Here is how he sums up his message in The Wall Street Journal: "We should try to create institutions that won't fall apart when we encounter black swans—or that might even gain from these unexpected events… To deal with black swans, we instead need things that gain from volatility, variability, stress and disorder." That is what Taleb means by "antifragile." He offers some suggestions for achieving antifragility in government, business and other spheres: "Think of the economy as being more like a cat than a washing machine." "Favor businesses that learn from their own mistakes." "Small is beautiful, but it is also efficient." "Trial and error beats academic knowledge." "Decision makers must have skin in the game."

Reading Taleb, I am reminded of other big-egoed thinkers: The evolutionary biologist Stephen Jay Gould, who like Taleb emphasized life's randomness, or "contingency," as Gould put it. (I summed up Gould's view of life as "shit happens.") The mystical philosopher Ken Wilber, who fashions his neologisms into grandiose diagrams of existence. The anarchist Kirkpatrick Sale, who rails against the tyranny and corruption of big governments and corporations. The journalist Kevin Kelly, who extols the chaos and freedom of decentralization over top-down control. The mathematician Benoit Mandelbrot, who cherished his status as a cross-disciplinary maverick and had a knack for gnomic aphorisms. The psychedelic visionary Terence McKenna, who shared Taleb's obsession with novelty.

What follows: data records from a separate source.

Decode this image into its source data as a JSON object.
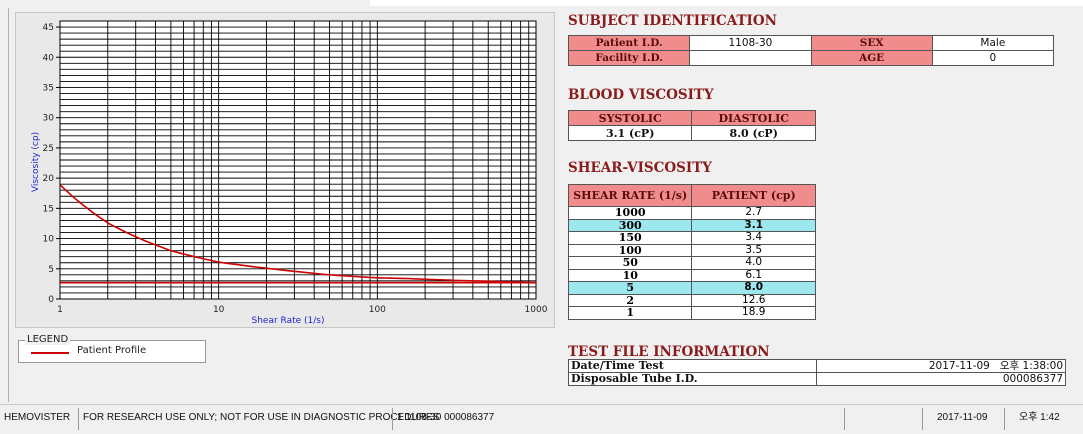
{
  "chart_data": {
    "type": "line",
    "xlabel": "Shear Rate (1/s)",
    "ylabel": "Viscosity (cp)",
    "xscale": "log",
    "xlim": [
      1,
      1000
    ],
    "ylim": [
      0,
      46
    ],
    "x_ticks": [
      {
        "label": "1",
        "value": 1
      },
      {
        "label": "10",
        "value": 10
      },
      {
        "label": "100",
        "value": 100
      },
      {
        "label": "1000",
        "value": 1000
      }
    ],
    "y_ticks": [
      {
        "label": "0",
        "value": 0
      },
      {
        "label": "5",
        "value": 5
      },
      {
        "label": "10",
        "value": 10
      },
      {
        "label": "15",
        "value": 15
      },
      {
        "label": "20",
        "value": 20
      },
      {
        "label": "25",
        "value": 25
      },
      {
        "label": "30",
        "value": 30
      },
      {
        "label": "35",
        "value": 35
      },
      {
        "label": "40",
        "value": 40
      },
      {
        "label": "45",
        "value": 45
      }
    ],
    "grid": true,
    "reference_line_y": 2.7,
    "series": [
      {
        "name": "Patient Profile",
        "color": "#cc0000",
        "x": [
          1,
          2,
          5,
          10,
          50,
          100,
          150,
          300,
          1000
        ],
        "y": [
          18.9,
          12.6,
          8.0,
          6.1,
          4.0,
          3.5,
          3.4,
          3.1,
          2.7
        ]
      }
    ]
  },
  "legend": {
    "title": "LEGEND",
    "label": "Patient Profile"
  },
  "subject": {
    "title": "SUBJECT IDENTIFICATION",
    "patient_id_label": "Patient I.D.",
    "patient_id": "1108-30",
    "sex_label": "SEX",
    "sex": "Male",
    "facility_id_label": "Facility I.D.",
    "facility_id": "",
    "age_label": "AGE",
    "age": "0"
  },
  "blood_viscosity": {
    "title": "BLOOD VISCOSITY",
    "systolic_label": "SYSTOLIC",
    "diastolic_label": "DIASTOLIC",
    "systolic": "3.1 (cP)",
    "diastolic": "8.0 (cP)"
  },
  "shear_viscosity": {
    "title": "SHEAR-VISCOSITY",
    "col_rate": "SHEAR RATE (1/s)",
    "col_patient": "PATIENT (cp)",
    "rows": [
      {
        "rate": "1000",
        "value": "2.7",
        "highlight": false
      },
      {
        "rate": "300",
        "value": "3.1",
        "highlight": true
      },
      {
        "rate": "150",
        "value": "3.4",
        "highlight": false
      },
      {
        "rate": "100",
        "value": "3.5",
        "highlight": false
      },
      {
        "rate": "50",
        "value": "4.0",
        "highlight": false
      },
      {
        "rate": "10",
        "value": "6.1",
        "highlight": false
      },
      {
        "rate": "5",
        "value": "8.0",
        "highlight": true
      },
      {
        "rate": "2",
        "value": "12.6",
        "highlight": false
      },
      {
        "rate": "1",
        "value": "18.9",
        "highlight": false
      }
    ]
  },
  "test_file": {
    "title": "TEST FILE INFORMATION",
    "datetime_label": "Date/Time Test",
    "datetime": "2017-11-09   오후 1:38:00",
    "tube_label": "Disposable Tube I.D.",
    "tube_id": "000086377"
  },
  "statusbar": {
    "app": "HEMOVISTER",
    "notice": "FOR RESEARCH USE ONLY; NOT FOR USE IN DIAGNOSTIC PROCEDURES",
    "record": "1  1108-30  000086377",
    "empty": "",
    "date": "2017-11-09",
    "time": "오후 1:42"
  }
}
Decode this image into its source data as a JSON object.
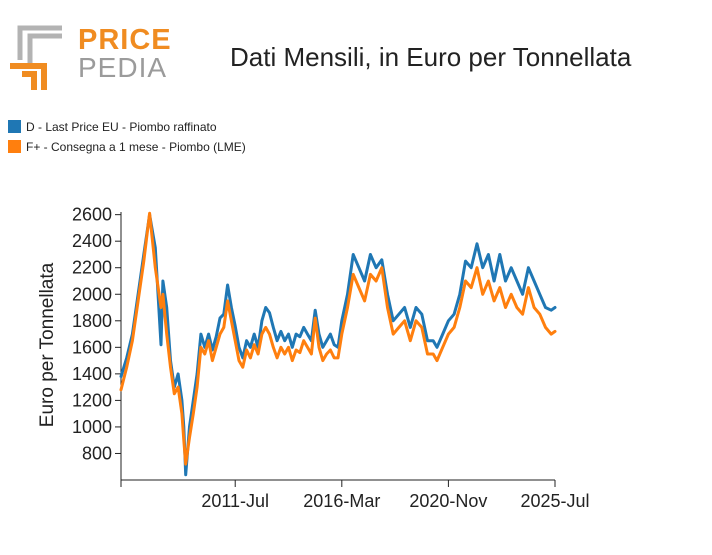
{
  "brand": {
    "word1": "PRICE",
    "word2": "PEDIA"
  },
  "chart_data": {
    "type": "line",
    "title": "Dati Mensili, in Euro per Tonnellata",
    "xlabel": "",
    "ylabel": "Euro per Tonnellata",
    "x_start": "2006-Jul",
    "x_end": "2025-Jul",
    "xticks": [
      "2011-Jul",
      "2016-Mar",
      "2020-Nov",
      "2025-Jul"
    ],
    "yticks": [
      800,
      1000,
      1200,
      1400,
      1600,
      1800,
      2000,
      2200,
      2400,
      2600
    ],
    "ylim": [
      600,
      2620
    ],
    "legend_position": "top-left",
    "series": [
      {
        "name": "D - Last Price EU - Piombo raffinato",
        "color": "#1f77b4",
        "points": [
          [
            "2006-07",
            1380
          ],
          [
            "2006-10",
            1520
          ],
          [
            "2007-01",
            1700
          ],
          [
            "2007-04",
            2000
          ],
          [
            "2007-07",
            2300
          ],
          [
            "2007-10",
            2600
          ],
          [
            "2008-01",
            2350
          ],
          [
            "2008-04",
            1620
          ],
          [
            "2008-05",
            2100
          ],
          [
            "2008-07",
            1900
          ],
          [
            "2008-09",
            1500
          ],
          [
            "2008-11",
            1300
          ],
          [
            "2009-01",
            1400
          ],
          [
            "2009-03",
            1200
          ],
          [
            "2009-04",
            1000
          ],
          [
            "2009-05",
            640
          ],
          [
            "2009-07",
            1000
          ],
          [
            "2009-09",
            1200
          ],
          [
            "2009-11",
            1400
          ],
          [
            "2010-01",
            1700
          ],
          [
            "2010-03",
            1600
          ],
          [
            "2010-05",
            1700
          ],
          [
            "2010-07",
            1580
          ],
          [
            "2010-09",
            1680
          ],
          [
            "2010-11",
            1820
          ],
          [
            "2011-01",
            1850
          ],
          [
            "2011-03",
            2070
          ],
          [
            "2011-05",
            1900
          ],
          [
            "2011-07",
            1760
          ],
          [
            "2011-09",
            1600
          ],
          [
            "2011-11",
            1520
          ],
          [
            "2012-01",
            1650
          ],
          [
            "2012-03",
            1600
          ],
          [
            "2012-05",
            1700
          ],
          [
            "2012-07",
            1600
          ],
          [
            "2012-09",
            1800
          ],
          [
            "2012-11",
            1900
          ],
          [
            "2013-01",
            1860
          ],
          [
            "2013-03",
            1750
          ],
          [
            "2013-05",
            1650
          ],
          [
            "2013-07",
            1720
          ],
          [
            "2013-09",
            1650
          ],
          [
            "2013-11",
            1700
          ],
          [
            "2014-01",
            1600
          ],
          [
            "2014-03",
            1700
          ],
          [
            "2014-05",
            1680
          ],
          [
            "2014-07",
            1750
          ],
          [
            "2014-09",
            1700
          ],
          [
            "2014-11",
            1650
          ],
          [
            "2015-01",
            1880
          ],
          [
            "2015-03",
            1700
          ],
          [
            "2015-05",
            1600
          ],
          [
            "2015-07",
            1650
          ],
          [
            "2015-09",
            1700
          ],
          [
            "2015-11",
            1620
          ],
          [
            "2016-01",
            1600
          ],
          [
            "2016-03",
            1800
          ],
          [
            "2016-06",
            2000
          ],
          [
            "2016-09",
            2300
          ],
          [
            "2016-12",
            2200
          ],
          [
            "2017-03",
            2100
          ],
          [
            "2017-06",
            2300
          ],
          [
            "2017-09",
            2200
          ],
          [
            "2017-12",
            2260
          ],
          [
            "2018-03",
            2000
          ],
          [
            "2018-06",
            1800
          ],
          [
            "2018-09",
            1850
          ],
          [
            "2018-12",
            1900
          ],
          [
            "2019-03",
            1750
          ],
          [
            "2019-06",
            1900
          ],
          [
            "2019-09",
            1850
          ],
          [
            "2019-12",
            1650
          ],
          [
            "2020-03",
            1650
          ],
          [
            "2020-05",
            1600
          ],
          [
            "2020-08",
            1700
          ],
          [
            "2020-11",
            1800
          ],
          [
            "2021-02",
            1850
          ],
          [
            "2021-05",
            2000
          ],
          [
            "2021-08",
            2250
          ],
          [
            "2021-11",
            2200
          ],
          [
            "2022-02",
            2380
          ],
          [
            "2022-05",
            2200
          ],
          [
            "2022-08",
            2300
          ],
          [
            "2022-11",
            2100
          ],
          [
            "2023-02",
            2300
          ],
          [
            "2023-05",
            2100
          ],
          [
            "2023-08",
            2200
          ],
          [
            "2023-11",
            2100
          ],
          [
            "2024-02",
            2000
          ],
          [
            "2024-05",
            2200
          ],
          [
            "2024-08",
            2100
          ],
          [
            "2024-11",
            2000
          ],
          [
            "2025-02",
            1900
          ],
          [
            "2025-05",
            1880
          ],
          [
            "2025-07",
            1900
          ]
        ]
      },
      {
        "name": "F+ - Consegna a 1 mese - Piombo (LME)",
        "color": "#ff7f0e",
        "points": [
          [
            "2006-07",
            1280
          ],
          [
            "2006-10",
            1450
          ],
          [
            "2007-01",
            1650
          ],
          [
            "2007-04",
            1950
          ],
          [
            "2007-07",
            2250
          ],
          [
            "2007-10",
            2610
          ],
          [
            "2008-01",
            2200
          ],
          [
            "2008-04",
            1900
          ],
          [
            "2008-05",
            2000
          ],
          [
            "2008-07",
            1700
          ],
          [
            "2008-09",
            1450
          ],
          [
            "2008-11",
            1250
          ],
          [
            "2009-01",
            1300
          ],
          [
            "2009-03",
            1100
          ],
          [
            "2009-04",
            900
          ],
          [
            "2009-05",
            720
          ],
          [
            "2009-07",
            920
          ],
          [
            "2009-09",
            1100
          ],
          [
            "2009-11",
            1300
          ],
          [
            "2010-01",
            1600
          ],
          [
            "2010-03",
            1550
          ],
          [
            "2010-05",
            1650
          ],
          [
            "2010-07",
            1500
          ],
          [
            "2010-09",
            1600
          ],
          [
            "2010-11",
            1700
          ],
          [
            "2011-01",
            1750
          ],
          [
            "2011-03",
            1950
          ],
          [
            "2011-05",
            1800
          ],
          [
            "2011-07",
            1650
          ],
          [
            "2011-09",
            1500
          ],
          [
            "2011-11",
            1450
          ],
          [
            "2012-01",
            1580
          ],
          [
            "2012-03",
            1520
          ],
          [
            "2012-05",
            1620
          ],
          [
            "2012-07",
            1550
          ],
          [
            "2012-09",
            1700
          ],
          [
            "2012-11",
            1750
          ],
          [
            "2013-01",
            1700
          ],
          [
            "2013-03",
            1600
          ],
          [
            "2013-05",
            1520
          ],
          [
            "2013-07",
            1600
          ],
          [
            "2013-09",
            1550
          ],
          [
            "2013-11",
            1600
          ],
          [
            "2014-01",
            1500
          ],
          [
            "2014-03",
            1580
          ],
          [
            "2014-05",
            1560
          ],
          [
            "2014-07",
            1650
          ],
          [
            "2014-09",
            1600
          ],
          [
            "2014-11",
            1550
          ],
          [
            "2015-01",
            1820
          ],
          [
            "2015-03",
            1600
          ],
          [
            "2015-05",
            1500
          ],
          [
            "2015-07",
            1550
          ],
          [
            "2015-09",
            1580
          ],
          [
            "2015-11",
            1520
          ],
          [
            "2016-01",
            1520
          ],
          [
            "2016-03",
            1700
          ],
          [
            "2016-06",
            1900
          ],
          [
            "2016-09",
            2150
          ],
          [
            "2016-12",
            2050
          ],
          [
            "2017-03",
            1950
          ],
          [
            "2017-06",
            2150
          ],
          [
            "2017-09",
            2100
          ],
          [
            "2017-12",
            2200
          ],
          [
            "2018-03",
            1900
          ],
          [
            "2018-06",
            1700
          ],
          [
            "2018-09",
            1750
          ],
          [
            "2018-12",
            1800
          ],
          [
            "2019-03",
            1650
          ],
          [
            "2019-06",
            1800
          ],
          [
            "2019-09",
            1750
          ],
          [
            "2019-12",
            1550
          ],
          [
            "2020-03",
            1550
          ],
          [
            "2020-05",
            1500
          ],
          [
            "2020-08",
            1600
          ],
          [
            "2020-11",
            1700
          ],
          [
            "2021-02",
            1750
          ],
          [
            "2021-05",
            1900
          ],
          [
            "2021-08",
            2100
          ],
          [
            "2021-11",
            2050
          ],
          [
            "2022-02",
            2200
          ],
          [
            "2022-05",
            2000
          ],
          [
            "2022-08",
            2100
          ],
          [
            "2022-11",
            1950
          ],
          [
            "2023-02",
            2050
          ],
          [
            "2023-05",
            1900
          ],
          [
            "2023-08",
            2000
          ],
          [
            "2023-11",
            1900
          ],
          [
            "2024-02",
            1850
          ],
          [
            "2024-05",
            2050
          ],
          [
            "2024-08",
            1900
          ],
          [
            "2024-11",
            1850
          ],
          [
            "2025-02",
            1750
          ],
          [
            "2025-05",
            1700
          ],
          [
            "2025-07",
            1720
          ]
        ]
      }
    ]
  }
}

In short, Taleb resists categorization. If I had to pigeonhole him, I'd call him an anti-guru guru. That is, he mercilessly bashes other gurus, pundits and prophets and warns you not to fall for them. He depicts himself as a brave, lonely truth-teller in a world of fools and frauds. In so doing, he becomes a guru himself, with a cult-like following. Many gurus—from Socrates to Jiddu Krishnamurti, one of the most successful gurus of the 1960s—have successfully employed this anti-guru schtick.

Like Taleb's 2007 bestseller The Black Swan, Antifragile brims with bluster, mean-spirited diatribes and chest-thumping self-congratulation. I nonetheless recommend it, because the book is entertaining and provocative in the best sense. That is, even if you question what Taleb is saying—and you certainly should—he forces you to examine your own biases and assumptions. Yes, he can be irritating, but so are many of our most original thinkers.